On further examination (that is make it sound techy and scientific - it went more like glancing despondently at all those files which just somehow messed up) I saw that all the files were about 1.4MB in size. This should have triggered in my head that I am not doing something right from the very beginning, but again, this IS the idiot's guide. So I started exploring more features in PC File Inspector software. So to cut it short again, there is an option in it that lets you specify the default size for each file you recover using the 'Find Lost Data' mode. My guess to what the software does in the find lost files mode is that it scans every cluster and then identifies the headers for known file types like JPG, AVI etc, reads up till the default size specified, truncates the file to that size and shows it as recovered. The truncation is the thing that leads to the messed up files. The default size is 1.4MB and most of my image files were about 2.8MB thus leading to all files being half corrupt and the video files just not playable. So before you start the cluster scan, go to the menu bar on the top, click on Object and then Options, choose the Files tab. In the Lost files section, the Find lost files check box should be checked by default, but the default file size like I said is 1474560 bytes, which is about 1.4MB. You need to change this to the largest file size you think might be taken up by your image files. An easy way to do this is to go through previous photos taken by your camera, sort the directory listing by size and see the largest one. I chose 3MB because I took shots at 3072x2304 resolution and that comes to file sizes from 1.5 to 2.8 MB.

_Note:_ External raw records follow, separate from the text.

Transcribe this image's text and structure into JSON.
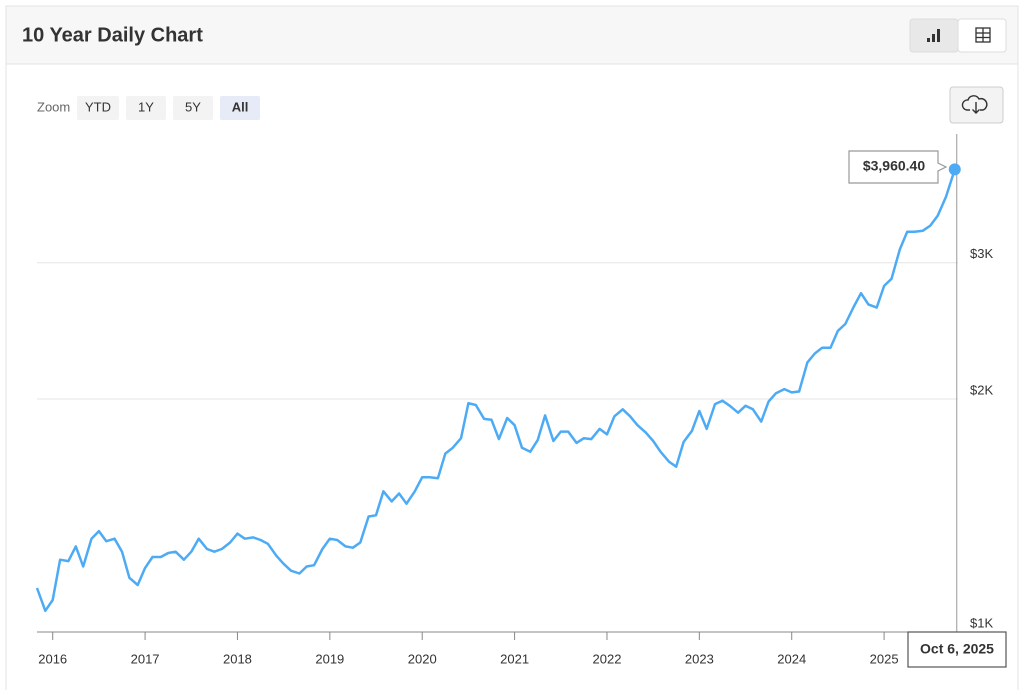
{
  "header": {
    "title": "10 Year Daily Chart"
  },
  "zoom": {
    "label": "Zoom",
    "buttons": [
      "YTD",
      "1Y",
      "5Y",
      "All"
    ],
    "selected": "All"
  },
  "chart_data": {
    "type": "line",
    "color": "#4dabf5",
    "log_scale": true,
    "x": [
      2015.83,
      2015.92,
      2016.0,
      2016.08,
      2016.17,
      2016.25,
      2016.33,
      2016.42,
      2016.5,
      2016.58,
      2016.67,
      2016.75,
      2016.83,
      2016.92,
      2017.0,
      2017.08,
      2017.17,
      2017.25,
      2017.33,
      2017.42,
      2017.5,
      2017.58,
      2017.67,
      2017.75,
      2017.83,
      2017.92,
      2018.0,
      2018.08,
      2018.17,
      2018.25,
      2018.33,
      2018.42,
      2018.5,
      2018.58,
      2018.67,
      2018.75,
      2018.83,
      2018.92,
      2019.0,
      2019.08,
      2019.17,
      2019.25,
      2019.33,
      2019.42,
      2019.5,
      2019.58,
      2019.67,
      2019.75,
      2019.83,
      2019.92,
      2020.0,
      2020.08,
      2020.17,
      2020.25,
      2020.33,
      2020.42,
      2020.5,
      2020.58,
      2020.67,
      2020.75,
      2020.83,
      2020.92,
      2021.0,
      2021.08,
      2021.17,
      2021.25,
      2021.33,
      2021.42,
      2021.5,
      2021.58,
      2021.67,
      2021.75,
      2021.83,
      2021.92,
      2022.0,
      2022.08,
      2022.17,
      2022.25,
      2022.33,
      2022.42,
      2022.5,
      2022.58,
      2022.67,
      2022.75,
      2022.83,
      2022.92,
      2023.0,
      2023.08,
      2023.17,
      2023.25,
      2023.33,
      2023.42,
      2023.5,
      2023.58,
      2023.67,
      2023.75,
      2023.83,
      2023.92,
      2024.0,
      2024.08,
      2024.17,
      2024.25,
      2024.33,
      2024.42,
      2024.5,
      2024.58,
      2024.67,
      2024.75,
      2024.83,
      2024.92,
      2025.0,
      2025.08,
      2025.17,
      2025.25,
      2025.33,
      2025.42,
      2025.5,
      2025.58,
      2025.67,
      2025.765
    ],
    "values": [
      1140,
      1065,
      1100,
      1240,
      1235,
      1290,
      1215,
      1320,
      1350,
      1310,
      1320,
      1270,
      1175,
      1150,
      1210,
      1250,
      1250,
      1265,
      1270,
      1240,
      1270,
      1320,
      1280,
      1270,
      1280,
      1305,
      1340,
      1320,
      1325,
      1315,
      1300,
      1255,
      1225,
      1200,
      1190,
      1215,
      1220,
      1280,
      1320,
      1315,
      1290,
      1285,
      1305,
      1410,
      1415,
      1520,
      1475,
      1510,
      1465,
      1520,
      1585,
      1585,
      1580,
      1700,
      1730,
      1780,
      1975,
      1965,
      1885,
      1880,
      1775,
      1890,
      1850,
      1730,
      1710,
      1770,
      1905,
      1765,
      1815,
      1815,
      1755,
      1780,
      1775,
      1830,
      1800,
      1900,
      1940,
      1900,
      1850,
      1810,
      1765,
      1710,
      1660,
      1635,
      1760,
      1820,
      1930,
      1830,
      1970,
      1990,
      1960,
      1920,
      1960,
      1940,
      1870,
      1985,
      2035,
      2060,
      2040,
      2045,
      2230,
      2290,
      2330,
      2330,
      2450,
      2500,
      2630,
      2740,
      2650,
      2625,
      2800,
      2860,
      3120,
      3290,
      3290,
      3300,
      3350,
      3450,
      3650,
      3960.4
    ],
    "xlim": [
      2015.83,
      2025.8
    ],
    "xticks": [
      2016,
      2017,
      2018,
      2019,
      2020,
      2021,
      2022,
      2023,
      2024,
      2025
    ],
    "ylim": [
      1000,
      4400
    ],
    "yticks": [
      {
        "value": 1000,
        "label": "$1K"
      },
      {
        "value": 2000,
        "label": "$2K"
      },
      {
        "value": 3000,
        "label": "$3K"
      }
    ],
    "grid": true,
    "tooltip": {
      "label": "$3,960.40",
      "date": "Oct 6, 2025"
    }
  }
}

So after choosing 3MB as the default file size, I ran the cluster scan again and voila! all image files in all their glory! True jubilation! Now for the video files. They need to be treated different. You can just delete all the video files that you recovered with your image files (or intelligently choose only JPG files to save to disk after the cluster scan with 3MB default file size) because they also will be 3MB in size. Then you need to again choose a default file size which should be the maximum file size of the different sizes of your video files. This is trickier but you can take 1800KB for each second of video as an estimate (so a minute is about 100 MB), if you do remember approximately the length of the longest video that you shot. I chose 300MB, did a scan again, and saved only the AVI files (the JPGs found during this run will also have file sizes of 300MB :-D - so don't save them).

I did run into a glitch in Windows Vista after I had saved the video files - probably because of the wrong file sizes (some of my videos where just 15 seconds but still were 300MB in size). Explorer (explorer.exe), starts using up the entire CPU(s) and the system becomes awfully slow. So to fix that, or for those of you who want those video files in their right sizes, you can do the following:

Download virtualdub (google for it)
Open the video file
Under the video menu on the menu bar, choose direct stream copy
Under the audio menu on the menu bar, choose direct stream copy
Under the File menu on the menu bar, choose save as AVI and save it with a name you like
Voila! Right file size.

So there I had it, all the photos and videos I had taken that day all restored. I have a new found respect for the saying, "If it doesn't kill you, it makes you stronger!" :-D


Ankit said…
Hi there,

Ashish referred your blog post when I helplessly talked to him about my idiotic mistake. But thanks to this guide, I recovered all my photos.

Thanks a lot for creating this guide. It was really helpful.